Sometimes, not buying a house is actually the most frugal choice of them all.  But once you decide to take the plunge, consider how the size, location, and price of your house will affect your bottom dollar and your way of life.

Why I need a budget

Budgeting together since '09 . . . that's how we knew we could afford this old timey photo Matt had been longing for!

Budgeting together since ’09 . . . that’s how we knew we could afford this old timey photo Matt had been longing for!

I’m a little high-strung.  So every now and again, while I’m trying to fall asleep, I imagine how I would feel if I lost some group of files on my computer.  I surprise even myself when I break into a sweat imagining if I lost access to my budgeting program and files!  Obviously I could replace this year’s budget with some work, I mainly worry about losing access to the program because it is a much earlier version of the current YNAB (stands for You Need A Budget) software and after a short 4+ years of budgeting with it, I am set in my ways.

After I calm my fears of being separated from my much-loved budgeting tool and remind myself it is stored on dropbox, I try to remember what life was like before we started budgeting.  Before budgeting, we

  • Never knew if our waxing and waning fellowship, scholarship, or loan funds would cover all of our expenses until the next semester
  • Worried about spending any money on household items, restaurants, travel, gifts, or luxury items because we didn’t know if we could afford them
  • Paid the minimum on our student loans because we didn’t know if we had the funds to pay more
  • Felt guilty when we bought anything.

If I’m being honest, it was me that was feeling guilty, and Matt that was feeling squeezed.  It caused tension in our relationship because I wanted to save the money in case we needed it later and Matt wanted to enjoy some of it.  Fortunately, despite the ever-growing student loans, we never had any other debt and we paid all of our bills promptly.

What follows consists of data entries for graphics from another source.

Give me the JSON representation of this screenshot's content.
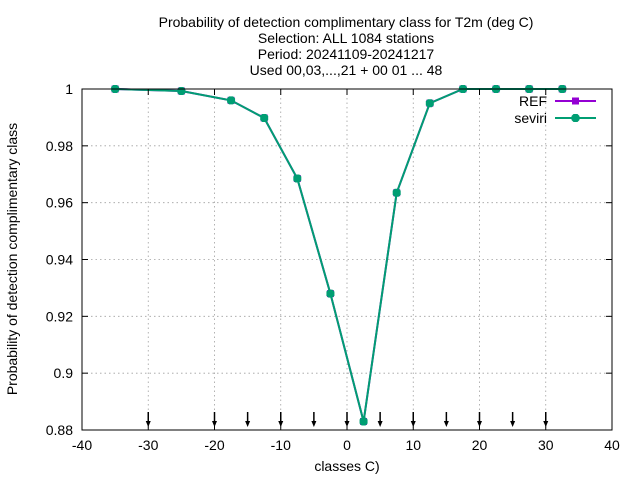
{
  "chart_data": {
    "type": "line",
    "title_lines": [
      "Probability of detection complimentary class  for T2m (deg C)",
      "Selection: ALL   1084 stations",
      "Period: 20241109-20241217",
      "Used 00,03,...,21 + 00 01 ... 48"
    ],
    "xlabel": "classes C)",
    "ylabel": "Probability of detection complimentary class",
    "xlim": [
      -40,
      40
    ],
    "ylim": [
      0.88,
      1.0
    ],
    "x_ticks": [
      -40,
      -30,
      -20,
      -10,
      0,
      10,
      20,
      30,
      40
    ],
    "y_ticks": [
      0.88,
      0.9,
      0.92,
      0.94,
      0.96,
      0.98,
      1.0
    ],
    "y_tick_labels": [
      "0.88",
      "0.9",
      "0.92",
      "0.94",
      "0.96",
      "0.98",
      "1"
    ],
    "grid": true,
    "legend_position": "top-right",
    "class_markers_x": [
      -30,
      -20,
      -15,
      -10,
      -5,
      0,
      5,
      10,
      15,
      20,
      25,
      30
    ],
    "series": [
      {
        "name": "REF",
        "color": "#9400d3",
        "x": [
          -35,
          -25,
          -17.5,
          -12.5,
          -7.5,
          -2.5,
          2.5,
          7.5,
          12.5,
          17.5,
          22.5,
          27.5,
          32.5
        ],
        "values": [
          1.0,
          0.9993,
          0.996,
          0.9898,
          0.9685,
          0.928,
          0.883,
          0.9635,
          0.995,
          1.0,
          1.0,
          1.0,
          1.0
        ]
      },
      {
        "name": "seviri",
        "color": "#009e73",
        "x": [
          -35,
          -25,
          -17.5,
          -12.5,
          -7.5,
          -2.5,
          2.5,
          7.5,
          12.5,
          17.5,
          22.5,
          27.5,
          32.5
        ],
        "values": [
          1.0,
          0.9993,
          0.996,
          0.9898,
          0.9685,
          0.928,
          0.883,
          0.9635,
          0.995,
          1.0,
          1.0,
          1.0,
          1.0
        ]
      }
    ]
  }
}
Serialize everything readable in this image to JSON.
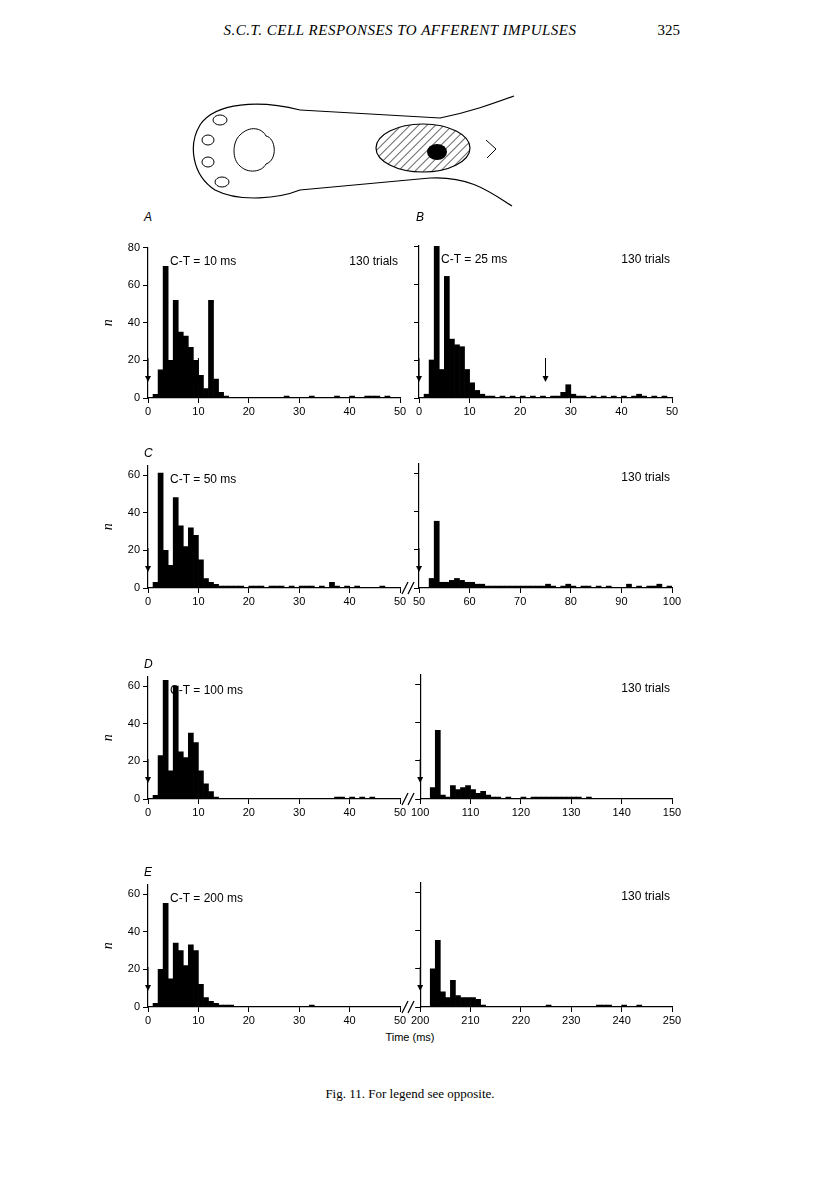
{
  "header": {
    "running_title": "S.C.T. CELL RESPONSES TO AFFERENT IMPULSES",
    "page": "325"
  },
  "caption": "Fig. 11. For legend see opposite.",
  "chart_data": [
    {
      "type": "histogram",
      "panel": "A",
      "title": "C-T = 10 ms",
      "annotation": "130 trials",
      "y_label": "n",
      "color": "#000000",
      "xlim": [
        0,
        50
      ],
      "xticks": [
        0,
        10,
        20,
        30,
        40,
        50
      ],
      "ylim": [
        0,
        80
      ],
      "yticks": [
        0,
        20,
        40,
        60,
        80
      ],
      "arrows": [
        0,
        10
      ],
      "bins": [
        0,
        1,
        2,
        3,
        4,
        5,
        6,
        7,
        8,
        9,
        10,
        11,
        12,
        13,
        14,
        15,
        16,
        17,
        18,
        19,
        20,
        21,
        22,
        23,
        24,
        25,
        26,
        27,
        28,
        29,
        30,
        31,
        32,
        33,
        34,
        35,
        36,
        37,
        38,
        39,
        40,
        41,
        42,
        43,
        44,
        45,
        46,
        47,
        48,
        49,
        50
      ],
      "counts": [
        0,
        2,
        15,
        70,
        20,
        52,
        35,
        33,
        27,
        20,
        12,
        5,
        52,
        10,
        3,
        1,
        0,
        0,
        0,
        0,
        0,
        0,
        0,
        0,
        0,
        0,
        0,
        1,
        0,
        0,
        0,
        0,
        1,
        0,
        0,
        0,
        0,
        1,
        0,
        0,
        1,
        0,
        0,
        1,
        1,
        1,
        0,
        1,
        0,
        0
      ]
    },
    {
      "type": "histogram",
      "panel": "B",
      "title": "C-T = 25 ms",
      "annotation": "130 trials",
      "color": "#000000",
      "tick_labels": "x",
      "xlim": [
        0,
        50
      ],
      "xticks": [
        0,
        10,
        20,
        30,
        40,
        50
      ],
      "ylim": [
        0,
        80
      ],
      "yticks": [
        0,
        20,
        40,
        60,
        80
      ],
      "arrows": [
        0,
        25
      ],
      "bins": [
        0,
        1,
        2,
        3,
        4,
        5,
        6,
        7,
        8,
        9,
        10,
        11,
        12,
        13,
        14,
        15,
        16,
        17,
        18,
        19,
        20,
        21,
        22,
        23,
        24,
        25,
        26,
        27,
        28,
        29,
        30,
        31,
        32,
        33,
        34,
        35,
        36,
        37,
        38,
        39,
        40,
        41,
        42,
        43,
        44,
        45,
        46,
        47,
        48,
        49,
        50
      ],
      "counts": [
        0,
        2,
        20,
        80,
        15,
        64,
        31,
        28,
        27,
        15,
        8,
        4,
        2,
        1,
        1,
        0,
        1,
        0,
        1,
        0,
        1,
        0,
        1,
        0,
        1,
        0,
        1,
        1,
        3,
        7,
        2,
        1,
        1,
        0,
        1,
        0,
        1,
        0,
        1,
        0,
        1,
        0,
        1,
        2,
        1,
        0,
        1,
        0,
        1,
        0
      ]
    },
    {
      "type": "histogram",
      "panel": "C",
      "title": "C-T = 50 ms",
      "y_label": "n",
      "color": "#000000",
      "xlim": [
        0,
        50
      ],
      "xticks": [
        0,
        10,
        20,
        30,
        40,
        50
      ],
      "ylim": [
        0,
        65
      ],
      "yticks": [
        0,
        20,
        40,
        60
      ],
      "arrows": [
        0
      ],
      "bins": [
        0,
        1,
        2,
        3,
        4,
        5,
        6,
        7,
        8,
        9,
        10,
        11,
        12,
        13,
        14,
        15,
        16,
        17,
        18,
        19,
        20,
        21,
        22,
        23,
        24,
        25,
        26,
        27,
        28,
        29,
        30,
        31,
        32,
        33,
        34,
        35,
        36,
        37,
        38,
        39,
        40,
        41,
        42,
        43,
        44,
        45,
        46,
        47,
        48,
        49,
        50
      ],
      "counts": [
        0,
        3,
        61,
        20,
        12,
        48,
        33,
        22,
        32,
        28,
        15,
        5,
        3,
        2,
        1,
        1,
        1,
        1,
        1,
        0,
        1,
        1,
        1,
        0,
        1,
        1,
        1,
        0,
        1,
        0,
        1,
        1,
        1,
        0,
        1,
        0,
        3,
        1,
        0,
        1,
        0,
        1,
        0,
        0,
        0,
        0,
        1,
        0,
        0,
        0
      ]
    },
    {
      "type": "histogram",
      "annotation": "130 trials",
      "color": "#000000",
      "tick_labels": "x",
      "xlim": [
        50,
        100
      ],
      "xticks": [
        50,
        60,
        70,
        80,
        90,
        100
      ],
      "ylim": [
        0,
        65
      ],
      "yticks": [
        0,
        20,
        40,
        60
      ],
      "arrows": [
        50
      ],
      "bins": [
        50,
        51,
        52,
        53,
        54,
        55,
        56,
        57,
        58,
        59,
        60,
        61,
        62,
        63,
        64,
        65,
        66,
        67,
        68,
        69,
        70,
        71,
        72,
        73,
        74,
        75,
        76,
        77,
        78,
        79,
        80,
        81,
        82,
        83,
        84,
        85,
        86,
        87,
        88,
        89,
        90,
        91,
        92,
        93,
        94,
        95,
        96,
        97,
        98,
        99,
        100
      ],
      "counts": [
        0,
        0,
        5,
        35,
        3,
        3,
        4,
        5,
        4,
        3,
        3,
        2,
        2,
        1,
        1,
        1,
        1,
        1,
        1,
        1,
        1,
        1,
        1,
        1,
        1,
        2,
        1,
        0,
        1,
        2,
        1,
        0,
        1,
        1,
        0,
        1,
        0,
        1,
        0,
        0,
        0,
        2,
        0,
        1,
        0,
        1,
        1,
        2,
        0,
        1
      ]
    },
    {
      "type": "histogram",
      "panel": "D",
      "title": "C-T = 100 ms",
      "y_label": "n",
      "color": "#000000",
      "xlim": [
        0,
        50
      ],
      "xticks": [
        0,
        10,
        20,
        30,
        40,
        50
      ],
      "ylim": [
        0,
        65
      ],
      "yticks": [
        0,
        20,
        40,
        60
      ],
      "arrows": [
        0
      ],
      "bins": [
        0,
        1,
        2,
        3,
        4,
        5,
        6,
        7,
        8,
        9,
        10,
        11,
        12,
        13,
        14,
        15,
        16,
        17,
        18,
        19,
        20,
        21,
        22,
        23,
        24,
        25,
        26,
        27,
        28,
        29,
        30,
        31,
        32,
        33,
        34,
        35,
        36,
        37,
        38,
        39,
        40,
        41,
        42,
        43,
        44,
        45,
        46,
        47,
        48,
        49,
        50
      ],
      "counts": [
        0,
        2,
        23,
        63,
        15,
        60,
        25,
        22,
        35,
        30,
        15,
        8,
        4,
        1,
        0,
        0,
        0,
        0,
        0,
        0,
        0,
        0,
        0,
        0,
        0,
        0,
        0,
        0,
        0,
        0,
        0,
        0,
        0,
        0,
        0,
        0,
        0,
        1,
        1,
        0,
        1,
        0,
        1,
        0,
        1,
        0,
        0,
        0,
        0,
        0
      ]
    },
    {
      "type": "histogram",
      "annotation": "130 trials",
      "color": "#000000",
      "tick_labels": "x",
      "xlim": [
        100,
        150
      ],
      "xticks": [
        100,
        110,
        120,
        130,
        140,
        150
      ],
      "ylim": [
        0,
        65
      ],
      "yticks": [
        0,
        20,
        40,
        60
      ],
      "arrows": [
        100
      ],
      "bins": [
        100,
        101,
        102,
        103,
        104,
        105,
        106,
        107,
        108,
        109,
        110,
        111,
        112,
        113,
        114,
        115,
        116,
        117,
        118,
        119,
        120,
        121,
        122,
        123,
        124,
        125,
        126,
        127,
        128,
        129,
        130,
        131,
        132,
        133,
        134,
        135,
        136,
        137,
        138,
        139,
        140,
        141,
        142,
        143,
        144,
        145,
        146,
        147,
        148,
        149,
        150
      ],
      "counts": [
        0,
        0,
        6,
        36,
        2,
        1,
        7,
        5,
        6,
        7,
        5,
        3,
        4,
        2,
        1,
        1,
        0,
        1,
        0,
        0,
        1,
        0,
        1,
        1,
        1,
        1,
        1,
        1,
        1,
        1,
        1,
        1,
        0,
        1,
        0,
        0,
        0,
        0,
        0,
        0,
        0,
        0,
        0,
        0,
        0,
        0,
        0,
        0,
        0,
        0
      ]
    },
    {
      "type": "histogram",
      "panel": "E",
      "title": "C-T = 200 ms",
      "y_label": "n",
      "x_label": "Time (ms)",
      "color": "#000000",
      "xlim": [
        0,
        50
      ],
      "xticks": [
        0,
        10,
        20,
        30,
        40,
        50
      ],
      "ylim": [
        0,
        65
      ],
      "yticks": [
        0,
        20,
        40,
        60
      ],
      "arrows": [
        0
      ],
      "bins": [
        0,
        1,
        2,
        3,
        4,
        5,
        6,
        7,
        8,
        9,
        10,
        11,
        12,
        13,
        14,
        15,
        16,
        17,
        18,
        19,
        20,
        21,
        22,
        23,
        24,
        25,
        26,
        27,
        28,
        29,
        30,
        31,
        32,
        33,
        34,
        35,
        36,
        37,
        38,
        39,
        40,
        41,
        42,
        43,
        44,
        45,
        46,
        47,
        48,
        49,
        50
      ],
      "counts": [
        0,
        2,
        20,
        55,
        15,
        34,
        30,
        22,
        33,
        30,
        12,
        5,
        3,
        2,
        1,
        1,
        1,
        0,
        0,
        0,
        0,
        0,
        0,
        0,
        0,
        0,
        0,
        0,
        0,
        0,
        0,
        0,
        1,
        0,
        0,
        0,
        0,
        0,
        0,
        0,
        0,
        0,
        0,
        0,
        0,
        0,
        0,
        0,
        0,
        0
      ]
    },
    {
      "type": "histogram",
      "annotation": "130 trials",
      "color": "#000000",
      "tick_labels": "x",
      "xlim": [
        200,
        250
      ],
      "xticks": [
        200,
        210,
        220,
        230,
        240,
        250
      ],
      "ylim": [
        0,
        65
      ],
      "yticks": [
        0,
        20,
        40,
        60
      ],
      "arrows": [
        200
      ],
      "bins": [
        200,
        201,
        202,
        203,
        204,
        205,
        206,
        207,
        208,
        209,
        210,
        211,
        212,
        213,
        214,
        215,
        216,
        217,
        218,
        219,
        220,
        221,
        222,
        223,
        224,
        225,
        226,
        227,
        228,
        229,
        230,
        231,
        232,
        233,
        234,
        235,
        236,
        237,
        238,
        239,
        240,
        241,
        242,
        243,
        244,
        245,
        246,
        247,
        248,
        249,
        250
      ],
      "counts": [
        0,
        0,
        20,
        35,
        8,
        5,
        14,
        6,
        5,
        5,
        5,
        4,
        1,
        0,
        0,
        0,
        0,
        0,
        0,
        0,
        0,
        0,
        0,
        0,
        0,
        1,
        0,
        0,
        0,
        0,
        0,
        0,
        0,
        0,
        0,
        1,
        1,
        1,
        0,
        0,
        1,
        0,
        0,
        1,
        0,
        0,
        0,
        0,
        0,
        0
      ]
    }
  ]
}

When I started working full-time, I had to convince Matt that we needed a budget.  Understandably, he was afraid that budgeting was going to make me even more strict with what I thought we could spend, but he gave it a try.  We decided to try the YNAB budgeting system because I had read about it online and it has several “rules” that appealed to my natural budgeting instincts, especially the rule that required you to live on last month’s income.

I was surprised to learn that even after four years of marriage and lots of money talk, actually setting a budget together was very difficult for me.  It was so difficult for me that I cried every single time we budgeted for months!  (I know, embarrassing!)  But sticking with it was one of the best things we ever did and has allowed us to accomplish so many things.  I feel certain that we would not have accomplished the following without budgeting:

  • Paid off more than $60k in student loan debt
  • Saved up a 20% down payment for a house
  • Paid cash for a home birth, a new oil tank, a refrigerator, and a vinyl fence for our yard
  • Adjusted to life on one, smaller income while all of our student loans are in repayment

I still tend to get panicky about money.  It will take a long time for us to get out of educational debt and I don’t like that.  I’m not sure how we will save up money for the new car that we will eventually need.  But, I know that we are chipping away at our financial goals.  More importantly for our lives and our marriage, I understand that after we decide to budget for a date night or for birthday presents for family members, we should enjoy spending the money because our true financial needs, for that month and in the long-term, are being met.

I need a budget because I never felt so free and enjoyed our money so much until I decided to record and categorize every dollar spent.  Go figure!